I sense my words and mere presence make them feel awkward. Not wanting to be a burden nor take out my frustration on them, I stay silent. But the silence is isolating and is almost too much to bear sometimes. In those moments, even God feels far from me.
As a Navy chaplain and a Lutheran, I know that faith hinges on this: God is near in these moments, especially in these moments. God is near even when I don’t feel or believe it. I know it takes time for the Spirit to work in me and, through others, to heal me, to make sense of the many things that don’t make sense right now and to make me whole.
Right now, dealing with myself and others takes a tremendous amount of grace. At times the challenge is overwhelming, but I take it day by day.
We aren’t willing killers carrying out oppressive agendas, nor do we all view ourselves as heroic defenders of freedom. We are simply human.
My hope in sharing this is twofold. First, I want all my brothers and sisters who call themselves “veteran”—whether they’ve served in combat or in peacetime operations—to know they’re not alone. Feelings of awkwardness and isolation and questions of belief happen—even to the chaplain. My hope is that, as you realize your own struggles, you remain steadfast in the most important battle we fight—the battle of faith. In moments of question, isolation and unbelief, I pray you will hold fast to the truth that God is near and redemption is possible.
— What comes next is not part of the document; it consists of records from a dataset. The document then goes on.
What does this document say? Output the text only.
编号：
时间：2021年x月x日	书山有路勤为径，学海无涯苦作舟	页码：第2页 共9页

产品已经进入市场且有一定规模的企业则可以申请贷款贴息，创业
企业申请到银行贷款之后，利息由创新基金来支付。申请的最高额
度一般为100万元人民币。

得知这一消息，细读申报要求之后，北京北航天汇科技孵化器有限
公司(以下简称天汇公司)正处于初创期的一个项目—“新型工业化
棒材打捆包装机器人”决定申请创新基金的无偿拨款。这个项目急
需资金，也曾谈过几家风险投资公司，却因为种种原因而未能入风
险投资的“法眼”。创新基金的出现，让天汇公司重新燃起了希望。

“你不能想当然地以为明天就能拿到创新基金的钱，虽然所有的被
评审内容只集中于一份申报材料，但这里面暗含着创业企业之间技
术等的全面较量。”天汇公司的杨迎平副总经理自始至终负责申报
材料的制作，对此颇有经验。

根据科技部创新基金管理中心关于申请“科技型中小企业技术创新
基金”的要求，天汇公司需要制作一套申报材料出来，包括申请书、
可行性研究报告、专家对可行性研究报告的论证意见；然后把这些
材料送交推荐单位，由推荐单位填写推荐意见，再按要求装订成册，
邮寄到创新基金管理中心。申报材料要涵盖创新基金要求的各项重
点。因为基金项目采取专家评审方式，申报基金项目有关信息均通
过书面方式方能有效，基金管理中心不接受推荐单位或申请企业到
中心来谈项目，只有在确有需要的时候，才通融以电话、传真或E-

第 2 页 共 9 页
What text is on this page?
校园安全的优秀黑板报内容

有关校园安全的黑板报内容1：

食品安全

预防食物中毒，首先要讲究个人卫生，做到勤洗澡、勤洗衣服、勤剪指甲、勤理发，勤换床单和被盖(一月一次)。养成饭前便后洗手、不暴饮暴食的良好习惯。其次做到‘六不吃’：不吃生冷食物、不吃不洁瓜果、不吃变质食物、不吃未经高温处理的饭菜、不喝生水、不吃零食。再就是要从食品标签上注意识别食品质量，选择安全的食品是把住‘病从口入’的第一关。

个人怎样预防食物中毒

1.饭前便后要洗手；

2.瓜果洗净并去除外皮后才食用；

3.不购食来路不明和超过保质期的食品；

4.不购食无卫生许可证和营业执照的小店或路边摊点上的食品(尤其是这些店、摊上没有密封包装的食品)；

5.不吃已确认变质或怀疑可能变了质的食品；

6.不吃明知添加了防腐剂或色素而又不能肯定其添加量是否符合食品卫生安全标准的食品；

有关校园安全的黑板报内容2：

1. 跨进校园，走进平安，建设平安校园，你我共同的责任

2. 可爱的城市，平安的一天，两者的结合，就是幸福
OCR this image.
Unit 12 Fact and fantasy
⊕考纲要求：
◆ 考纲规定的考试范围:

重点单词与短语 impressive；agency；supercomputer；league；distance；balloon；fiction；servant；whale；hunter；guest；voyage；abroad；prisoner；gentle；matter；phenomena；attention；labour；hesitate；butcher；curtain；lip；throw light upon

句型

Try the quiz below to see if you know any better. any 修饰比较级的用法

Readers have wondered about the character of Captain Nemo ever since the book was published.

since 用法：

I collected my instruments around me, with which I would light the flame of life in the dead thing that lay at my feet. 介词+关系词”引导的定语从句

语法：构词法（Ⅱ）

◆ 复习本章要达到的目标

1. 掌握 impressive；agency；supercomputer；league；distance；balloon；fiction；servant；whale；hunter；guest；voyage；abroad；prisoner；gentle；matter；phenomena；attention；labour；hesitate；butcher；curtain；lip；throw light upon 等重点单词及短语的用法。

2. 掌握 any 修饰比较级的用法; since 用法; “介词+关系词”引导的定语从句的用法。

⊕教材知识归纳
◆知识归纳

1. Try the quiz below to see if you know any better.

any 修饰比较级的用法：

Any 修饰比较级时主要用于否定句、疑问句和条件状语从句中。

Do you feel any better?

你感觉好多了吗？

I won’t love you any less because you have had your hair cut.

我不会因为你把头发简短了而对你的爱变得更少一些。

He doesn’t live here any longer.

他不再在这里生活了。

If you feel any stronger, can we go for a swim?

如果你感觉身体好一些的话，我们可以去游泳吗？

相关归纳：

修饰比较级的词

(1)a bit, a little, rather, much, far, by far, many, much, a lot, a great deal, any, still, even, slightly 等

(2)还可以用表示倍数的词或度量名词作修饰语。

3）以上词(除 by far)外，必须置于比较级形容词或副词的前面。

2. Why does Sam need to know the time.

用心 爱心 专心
My second hope is for people reading this who don’t claim the title “veteran.” I ask that you put aside your assumptions of veterans and military service, whether overly critical or overly romantic. We aren’t willing killers carrying out oppressive agendas, nor do we all view ourselves as heroic defenders of freedom. We are simply human.
Seek out a veteran as one in need of God’s presence, grace and redemption. Connecting won’t be easy, as only about 7% of our nation’s population are veterans and fewer than 1% are actively serving. Trying to connect might just take an act of faith, an act that you and our veterans won’t regret.